Venedig: bunt und lebhaft, melancholisch und morbide, weltoffen und voller Geheimnisse, zwischen Tradition und Moderne, Sehnsuchtsort vieler Hochzeitsreisender – dies alles (und noch so viel mehr) steht für die mythenumrankte Lagunenstadt an der Adria. Auch viele Literaten konnten sich ihrem Zauber nicht entziehen, schöpften aus ihr die Inspiration und wählten sie als Handlungsort für ihre Werke: Thomas Manns „Tragödie einer Entwürdigung“ gipfelte in TOD IN VENEDIG, Donna Leon schickt Commissario Brunetti seit VENEZIANISCHES FINALE stetig durch die Gassen dieser Stadt, und auch der berüchtigte Giacomo Casanova erlebte amouröse ABENTEUER IN VENEDIG.
Was hier so romantisch-harmlos klingt, birgt auch große Gefahren für die Stadt. Die Menschenmassen, die sich täglich touristisch über die Stadt ergießen, die großen Kreuzfahrtschiffe, die in einen Hafen einlaufen, der nicht für sie geschaffen ist, und zudem die zunehmenden Auswirkungen des Klimawandels: Sie verändern das Leben in Venedig. Dies erkannte schon in den 70er Jahren der Künstler Štěpán Zavřel und schuf mit TRAUM VON VENEDIG ein phantasievolles Bilderbuch, das zum Träumen verführt aber auch einen ernsten Unterton besitzt.
Inspiriert von einem Bild, das Marco in der Schule gemalt hat, träumt er sich des Nachts in eine zauberhafte Welt: Seine Heimatstadt Venedig ist plötzlich gänzlich unter dem Meeresspiegel.
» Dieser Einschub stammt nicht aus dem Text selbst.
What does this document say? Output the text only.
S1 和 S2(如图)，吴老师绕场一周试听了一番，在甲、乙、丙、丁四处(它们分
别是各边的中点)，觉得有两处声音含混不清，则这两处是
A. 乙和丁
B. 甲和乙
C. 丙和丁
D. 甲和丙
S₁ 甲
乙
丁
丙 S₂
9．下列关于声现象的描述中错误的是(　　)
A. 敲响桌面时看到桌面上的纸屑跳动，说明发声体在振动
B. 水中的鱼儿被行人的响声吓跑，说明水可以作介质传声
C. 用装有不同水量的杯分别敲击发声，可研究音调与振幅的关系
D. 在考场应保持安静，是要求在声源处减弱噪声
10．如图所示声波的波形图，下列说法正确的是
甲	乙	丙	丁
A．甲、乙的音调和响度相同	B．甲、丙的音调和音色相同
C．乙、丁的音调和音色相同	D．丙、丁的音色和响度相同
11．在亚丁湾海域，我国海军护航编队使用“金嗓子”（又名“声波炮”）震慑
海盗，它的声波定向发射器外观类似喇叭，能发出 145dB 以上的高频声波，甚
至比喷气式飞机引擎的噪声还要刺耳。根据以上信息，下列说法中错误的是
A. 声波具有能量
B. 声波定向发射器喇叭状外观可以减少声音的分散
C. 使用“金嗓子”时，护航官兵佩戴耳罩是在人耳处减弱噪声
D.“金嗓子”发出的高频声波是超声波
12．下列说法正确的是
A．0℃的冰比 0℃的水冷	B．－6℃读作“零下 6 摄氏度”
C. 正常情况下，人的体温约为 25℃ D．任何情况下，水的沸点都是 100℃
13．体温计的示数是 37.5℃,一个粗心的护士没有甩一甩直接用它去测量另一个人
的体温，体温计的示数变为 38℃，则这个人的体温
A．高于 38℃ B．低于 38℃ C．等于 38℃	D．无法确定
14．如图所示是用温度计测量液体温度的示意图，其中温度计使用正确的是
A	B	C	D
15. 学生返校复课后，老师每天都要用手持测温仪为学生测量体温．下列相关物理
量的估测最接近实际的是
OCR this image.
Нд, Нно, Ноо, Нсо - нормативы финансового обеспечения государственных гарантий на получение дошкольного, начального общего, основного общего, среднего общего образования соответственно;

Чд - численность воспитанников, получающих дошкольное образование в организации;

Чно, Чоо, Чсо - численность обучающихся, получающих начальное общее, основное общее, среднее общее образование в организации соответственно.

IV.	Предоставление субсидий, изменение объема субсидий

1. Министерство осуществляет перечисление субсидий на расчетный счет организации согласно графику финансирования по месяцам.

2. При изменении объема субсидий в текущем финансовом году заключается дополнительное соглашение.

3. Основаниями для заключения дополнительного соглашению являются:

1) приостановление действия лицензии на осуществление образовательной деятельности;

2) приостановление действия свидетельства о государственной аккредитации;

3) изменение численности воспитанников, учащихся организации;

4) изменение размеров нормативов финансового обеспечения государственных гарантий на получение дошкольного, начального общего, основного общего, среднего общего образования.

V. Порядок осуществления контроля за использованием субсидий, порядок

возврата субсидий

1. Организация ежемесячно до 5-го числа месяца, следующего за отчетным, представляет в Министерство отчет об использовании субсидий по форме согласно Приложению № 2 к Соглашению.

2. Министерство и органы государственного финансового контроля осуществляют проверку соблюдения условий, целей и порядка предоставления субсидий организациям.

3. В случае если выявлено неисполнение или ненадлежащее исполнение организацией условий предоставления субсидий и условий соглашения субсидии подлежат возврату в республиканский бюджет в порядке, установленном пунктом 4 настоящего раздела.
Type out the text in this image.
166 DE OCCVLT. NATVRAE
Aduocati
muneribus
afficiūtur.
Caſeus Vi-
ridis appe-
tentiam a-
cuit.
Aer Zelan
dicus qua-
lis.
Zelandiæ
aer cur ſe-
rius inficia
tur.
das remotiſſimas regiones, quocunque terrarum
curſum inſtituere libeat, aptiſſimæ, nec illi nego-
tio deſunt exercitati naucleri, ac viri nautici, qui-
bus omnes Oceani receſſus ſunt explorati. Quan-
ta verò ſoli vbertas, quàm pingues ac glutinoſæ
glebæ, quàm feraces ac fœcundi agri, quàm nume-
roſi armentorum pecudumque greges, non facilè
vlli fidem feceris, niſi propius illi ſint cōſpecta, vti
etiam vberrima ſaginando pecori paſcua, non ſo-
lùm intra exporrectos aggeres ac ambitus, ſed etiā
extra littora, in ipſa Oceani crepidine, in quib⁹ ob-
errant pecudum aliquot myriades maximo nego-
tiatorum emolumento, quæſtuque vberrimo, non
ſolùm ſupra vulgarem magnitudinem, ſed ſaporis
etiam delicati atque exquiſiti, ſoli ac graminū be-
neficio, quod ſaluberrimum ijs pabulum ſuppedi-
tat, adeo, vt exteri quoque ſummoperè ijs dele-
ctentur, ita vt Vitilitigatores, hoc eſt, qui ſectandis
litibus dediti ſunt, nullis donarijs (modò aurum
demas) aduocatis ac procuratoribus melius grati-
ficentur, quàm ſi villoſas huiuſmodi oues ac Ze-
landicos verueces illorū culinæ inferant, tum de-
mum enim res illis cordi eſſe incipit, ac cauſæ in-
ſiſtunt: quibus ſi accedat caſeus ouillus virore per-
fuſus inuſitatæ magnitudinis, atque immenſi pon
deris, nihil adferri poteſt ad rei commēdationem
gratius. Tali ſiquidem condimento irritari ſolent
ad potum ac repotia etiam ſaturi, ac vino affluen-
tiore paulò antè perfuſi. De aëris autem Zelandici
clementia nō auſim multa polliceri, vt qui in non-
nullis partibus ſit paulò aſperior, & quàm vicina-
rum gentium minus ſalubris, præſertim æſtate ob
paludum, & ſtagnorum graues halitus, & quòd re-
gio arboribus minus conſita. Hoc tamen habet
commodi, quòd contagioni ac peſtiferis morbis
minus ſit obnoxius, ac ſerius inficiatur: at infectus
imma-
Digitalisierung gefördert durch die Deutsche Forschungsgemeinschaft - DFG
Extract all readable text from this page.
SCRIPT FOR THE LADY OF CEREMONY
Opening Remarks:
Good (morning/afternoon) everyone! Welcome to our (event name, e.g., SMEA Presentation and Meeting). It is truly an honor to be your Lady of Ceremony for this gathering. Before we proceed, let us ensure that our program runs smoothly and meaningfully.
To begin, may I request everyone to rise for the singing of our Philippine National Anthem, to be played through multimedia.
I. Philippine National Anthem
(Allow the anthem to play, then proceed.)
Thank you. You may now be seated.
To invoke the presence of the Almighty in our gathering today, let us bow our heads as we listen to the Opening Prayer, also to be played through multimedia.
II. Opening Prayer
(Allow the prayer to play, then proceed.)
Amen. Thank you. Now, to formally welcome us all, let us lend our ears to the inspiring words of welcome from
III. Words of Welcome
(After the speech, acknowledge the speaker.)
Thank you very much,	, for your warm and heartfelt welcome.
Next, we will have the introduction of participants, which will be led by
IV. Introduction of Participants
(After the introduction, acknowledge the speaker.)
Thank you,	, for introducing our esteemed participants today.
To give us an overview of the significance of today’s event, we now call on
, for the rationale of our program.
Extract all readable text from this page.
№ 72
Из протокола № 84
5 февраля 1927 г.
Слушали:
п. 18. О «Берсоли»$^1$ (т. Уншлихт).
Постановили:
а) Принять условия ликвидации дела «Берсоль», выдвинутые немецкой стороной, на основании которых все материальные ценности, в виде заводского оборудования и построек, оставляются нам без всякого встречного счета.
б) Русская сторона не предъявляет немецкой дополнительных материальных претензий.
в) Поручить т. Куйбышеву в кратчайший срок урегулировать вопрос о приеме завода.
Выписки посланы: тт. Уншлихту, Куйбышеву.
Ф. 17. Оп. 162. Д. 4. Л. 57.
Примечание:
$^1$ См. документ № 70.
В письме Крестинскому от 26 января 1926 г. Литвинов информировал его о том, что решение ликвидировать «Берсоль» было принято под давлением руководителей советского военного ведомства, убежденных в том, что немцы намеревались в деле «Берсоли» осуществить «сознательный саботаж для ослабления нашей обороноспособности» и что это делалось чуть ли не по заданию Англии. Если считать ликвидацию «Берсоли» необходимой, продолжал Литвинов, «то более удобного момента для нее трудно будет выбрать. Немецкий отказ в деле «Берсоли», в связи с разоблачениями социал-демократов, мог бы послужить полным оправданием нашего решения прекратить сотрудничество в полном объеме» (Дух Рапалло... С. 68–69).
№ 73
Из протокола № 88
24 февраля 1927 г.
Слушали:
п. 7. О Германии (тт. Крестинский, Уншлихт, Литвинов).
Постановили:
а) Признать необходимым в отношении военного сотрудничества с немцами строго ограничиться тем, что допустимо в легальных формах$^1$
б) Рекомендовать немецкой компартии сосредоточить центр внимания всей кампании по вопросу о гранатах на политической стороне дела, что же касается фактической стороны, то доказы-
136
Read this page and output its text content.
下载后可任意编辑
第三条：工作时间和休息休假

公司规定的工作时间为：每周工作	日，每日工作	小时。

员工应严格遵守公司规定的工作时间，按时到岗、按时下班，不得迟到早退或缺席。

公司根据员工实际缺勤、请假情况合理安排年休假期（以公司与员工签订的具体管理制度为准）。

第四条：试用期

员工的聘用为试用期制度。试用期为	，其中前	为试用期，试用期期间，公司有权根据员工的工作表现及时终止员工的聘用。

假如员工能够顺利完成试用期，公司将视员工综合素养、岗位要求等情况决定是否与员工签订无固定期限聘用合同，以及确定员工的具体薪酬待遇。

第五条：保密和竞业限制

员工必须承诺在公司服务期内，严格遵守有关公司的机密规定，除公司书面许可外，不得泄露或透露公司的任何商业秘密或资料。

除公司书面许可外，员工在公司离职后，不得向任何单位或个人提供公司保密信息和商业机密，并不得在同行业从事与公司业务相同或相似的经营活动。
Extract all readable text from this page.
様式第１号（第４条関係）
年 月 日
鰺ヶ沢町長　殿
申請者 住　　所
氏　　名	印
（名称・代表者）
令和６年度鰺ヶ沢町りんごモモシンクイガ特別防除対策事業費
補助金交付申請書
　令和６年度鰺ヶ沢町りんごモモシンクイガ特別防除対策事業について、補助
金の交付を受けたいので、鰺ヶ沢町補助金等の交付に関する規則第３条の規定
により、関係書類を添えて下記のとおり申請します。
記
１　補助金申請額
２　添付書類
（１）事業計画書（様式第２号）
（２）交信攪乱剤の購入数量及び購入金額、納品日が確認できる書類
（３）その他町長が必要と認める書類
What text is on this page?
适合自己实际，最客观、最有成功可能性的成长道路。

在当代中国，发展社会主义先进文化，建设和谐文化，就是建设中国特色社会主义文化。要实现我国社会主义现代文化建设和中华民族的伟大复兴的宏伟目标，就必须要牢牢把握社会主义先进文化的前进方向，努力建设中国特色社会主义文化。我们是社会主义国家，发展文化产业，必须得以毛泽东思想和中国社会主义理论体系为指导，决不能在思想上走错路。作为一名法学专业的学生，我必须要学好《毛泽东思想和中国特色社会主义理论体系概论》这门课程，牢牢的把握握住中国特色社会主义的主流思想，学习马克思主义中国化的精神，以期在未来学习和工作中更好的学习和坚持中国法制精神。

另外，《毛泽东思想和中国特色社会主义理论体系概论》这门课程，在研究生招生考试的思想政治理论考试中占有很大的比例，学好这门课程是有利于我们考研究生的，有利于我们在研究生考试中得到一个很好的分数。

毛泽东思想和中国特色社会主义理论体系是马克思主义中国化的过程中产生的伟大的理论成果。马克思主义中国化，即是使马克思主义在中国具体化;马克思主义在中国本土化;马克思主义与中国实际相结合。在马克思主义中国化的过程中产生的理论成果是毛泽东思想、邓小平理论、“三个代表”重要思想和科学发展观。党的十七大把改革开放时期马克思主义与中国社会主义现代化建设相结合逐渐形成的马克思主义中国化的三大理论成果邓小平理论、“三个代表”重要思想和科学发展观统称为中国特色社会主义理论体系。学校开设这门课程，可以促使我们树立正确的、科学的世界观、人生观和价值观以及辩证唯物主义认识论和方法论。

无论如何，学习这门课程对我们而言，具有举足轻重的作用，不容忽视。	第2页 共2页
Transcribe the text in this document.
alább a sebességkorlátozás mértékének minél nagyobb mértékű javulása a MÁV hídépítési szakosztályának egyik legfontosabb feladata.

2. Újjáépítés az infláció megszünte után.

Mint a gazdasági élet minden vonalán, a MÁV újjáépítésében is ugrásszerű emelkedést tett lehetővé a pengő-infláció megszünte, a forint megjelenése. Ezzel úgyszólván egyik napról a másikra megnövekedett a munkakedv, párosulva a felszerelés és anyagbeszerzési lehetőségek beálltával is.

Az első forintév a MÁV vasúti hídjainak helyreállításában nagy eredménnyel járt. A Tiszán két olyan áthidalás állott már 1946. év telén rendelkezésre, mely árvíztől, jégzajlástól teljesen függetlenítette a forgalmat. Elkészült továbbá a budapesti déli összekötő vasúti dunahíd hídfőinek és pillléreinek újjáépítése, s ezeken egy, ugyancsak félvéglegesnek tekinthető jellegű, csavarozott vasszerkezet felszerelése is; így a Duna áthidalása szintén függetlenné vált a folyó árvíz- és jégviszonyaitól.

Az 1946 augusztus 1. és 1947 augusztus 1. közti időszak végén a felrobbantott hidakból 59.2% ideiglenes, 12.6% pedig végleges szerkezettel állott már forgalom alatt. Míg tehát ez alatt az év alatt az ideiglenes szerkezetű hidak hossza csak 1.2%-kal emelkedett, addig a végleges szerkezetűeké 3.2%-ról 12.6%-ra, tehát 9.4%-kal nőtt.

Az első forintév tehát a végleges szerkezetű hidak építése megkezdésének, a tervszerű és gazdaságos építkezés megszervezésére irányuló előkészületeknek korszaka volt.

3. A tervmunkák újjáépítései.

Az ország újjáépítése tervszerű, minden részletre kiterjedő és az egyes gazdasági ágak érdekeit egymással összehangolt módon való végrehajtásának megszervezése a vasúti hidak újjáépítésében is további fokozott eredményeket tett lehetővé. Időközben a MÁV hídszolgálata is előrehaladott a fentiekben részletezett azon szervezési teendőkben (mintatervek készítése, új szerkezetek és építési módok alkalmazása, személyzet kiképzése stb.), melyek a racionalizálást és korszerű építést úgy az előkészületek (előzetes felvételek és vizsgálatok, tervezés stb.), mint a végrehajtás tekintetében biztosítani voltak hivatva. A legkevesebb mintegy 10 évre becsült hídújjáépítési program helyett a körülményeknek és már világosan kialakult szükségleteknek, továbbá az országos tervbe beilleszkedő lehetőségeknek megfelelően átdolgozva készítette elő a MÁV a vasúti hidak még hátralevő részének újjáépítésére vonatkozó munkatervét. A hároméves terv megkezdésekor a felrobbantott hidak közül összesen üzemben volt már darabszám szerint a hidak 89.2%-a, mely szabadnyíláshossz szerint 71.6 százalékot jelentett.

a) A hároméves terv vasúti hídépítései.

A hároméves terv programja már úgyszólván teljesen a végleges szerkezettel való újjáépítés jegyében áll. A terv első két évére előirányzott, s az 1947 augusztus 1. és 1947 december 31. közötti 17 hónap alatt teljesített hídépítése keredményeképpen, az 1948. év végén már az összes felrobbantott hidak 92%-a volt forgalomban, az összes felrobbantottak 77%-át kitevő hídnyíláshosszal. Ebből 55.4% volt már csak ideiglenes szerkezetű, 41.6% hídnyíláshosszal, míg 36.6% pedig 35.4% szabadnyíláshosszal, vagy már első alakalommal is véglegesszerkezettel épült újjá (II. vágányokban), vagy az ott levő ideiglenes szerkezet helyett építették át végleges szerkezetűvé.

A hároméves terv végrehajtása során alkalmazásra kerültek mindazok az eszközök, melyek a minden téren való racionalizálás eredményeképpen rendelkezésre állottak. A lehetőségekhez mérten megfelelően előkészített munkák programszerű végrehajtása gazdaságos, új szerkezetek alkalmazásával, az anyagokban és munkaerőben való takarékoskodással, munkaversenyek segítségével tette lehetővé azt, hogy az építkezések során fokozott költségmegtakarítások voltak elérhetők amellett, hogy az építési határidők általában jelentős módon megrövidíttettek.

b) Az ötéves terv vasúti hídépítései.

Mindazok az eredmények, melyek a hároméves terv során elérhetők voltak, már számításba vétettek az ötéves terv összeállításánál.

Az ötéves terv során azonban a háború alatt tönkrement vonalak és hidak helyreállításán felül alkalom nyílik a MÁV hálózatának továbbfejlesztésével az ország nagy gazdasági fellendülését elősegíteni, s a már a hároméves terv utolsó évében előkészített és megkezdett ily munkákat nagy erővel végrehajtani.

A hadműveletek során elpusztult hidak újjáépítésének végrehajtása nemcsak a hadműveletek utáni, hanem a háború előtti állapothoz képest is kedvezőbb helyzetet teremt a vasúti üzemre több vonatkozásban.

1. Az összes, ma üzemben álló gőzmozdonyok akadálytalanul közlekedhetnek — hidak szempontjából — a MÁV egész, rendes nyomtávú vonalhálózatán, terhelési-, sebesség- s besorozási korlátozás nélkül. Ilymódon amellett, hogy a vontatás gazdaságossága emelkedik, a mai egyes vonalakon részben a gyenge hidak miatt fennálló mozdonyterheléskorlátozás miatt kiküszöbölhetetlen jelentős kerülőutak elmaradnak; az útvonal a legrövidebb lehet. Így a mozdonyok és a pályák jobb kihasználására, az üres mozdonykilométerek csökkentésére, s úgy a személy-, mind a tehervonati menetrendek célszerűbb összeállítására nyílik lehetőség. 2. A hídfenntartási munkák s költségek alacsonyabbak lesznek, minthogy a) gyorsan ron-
Eine kleine Meerjungfrau lädt ihn ein, mit ihr gemeinsam durch die versunkene Stadt zu tauchen. Sie schwimmen vorbei an all den bekannten Gebäuden und Sehenswürdigkeiten, die nun im schemenhaften Licht, das sich durch das Wasser bricht, noch viel geheimnisvoller erscheinen. Doch das viele Wasser schadet zunehmend der Stadt, und es ist fraglich, wie lange diese Schönheit noch erhalten bleibt…!
Bereits Ende der 60er Jahre hatte Štěpán Zavřel die Idee, mit dem Bohem-Verlag eine Institution zu gründen, die den Kindern durch Bilderbücher die Kunst näher bringen sollte. So ist dieses Buch sein kunstvolles Vermächtnis, die Kinder für die Schönheit Venedigs zu sensibilisieren, und gleichzeitig sein Appell, die Stadt zu schützen.
Seine Bilder sind alles andere als naturalistisch, vielmehr verstärken sie mit ihrem Stil die märchenhafte Komponente der Geschichte. Zwar ist Venedig mit den markanten Bauwerken klar wiederzuerkennen, doch sind die Formen schmeichelnd rundlich. In den Bildern fächert sich das Panorama der Stadt harmonisch vor den Augen der Betrachtenden auf. Ebenso harmonisch wählte Zavřel auch seine Farben: Sie wechseln nuancenreich von Blau zu Grün, von Gelb über Orange zu Rot. Mit helleren Farben setzte er gekonnt Akzente und deutete Lichtreflexe an. Wasserpflanzen umspielen wunderbar schwebend und fließend die Architektur der Stadt und lassen diese geheimnisvoll erscheinen. Die Gebäude wirken, als würden sie sich gemeinsam mit der Vegetation im Wasser sanft hin und her wiegen. Seine Kunstwerke sind (passend zum Titel des Buches) traumhaft schön.
Anlässlich des 20. Todestages von Štěpán Zavřel erschien im Jahre 2019 seine Hommage an diese außergewöhnliche Stadt in einer limitierten Sonderedition, die mich sowohl absolut beeindruckt wie auch ganz und gar begeistert hat.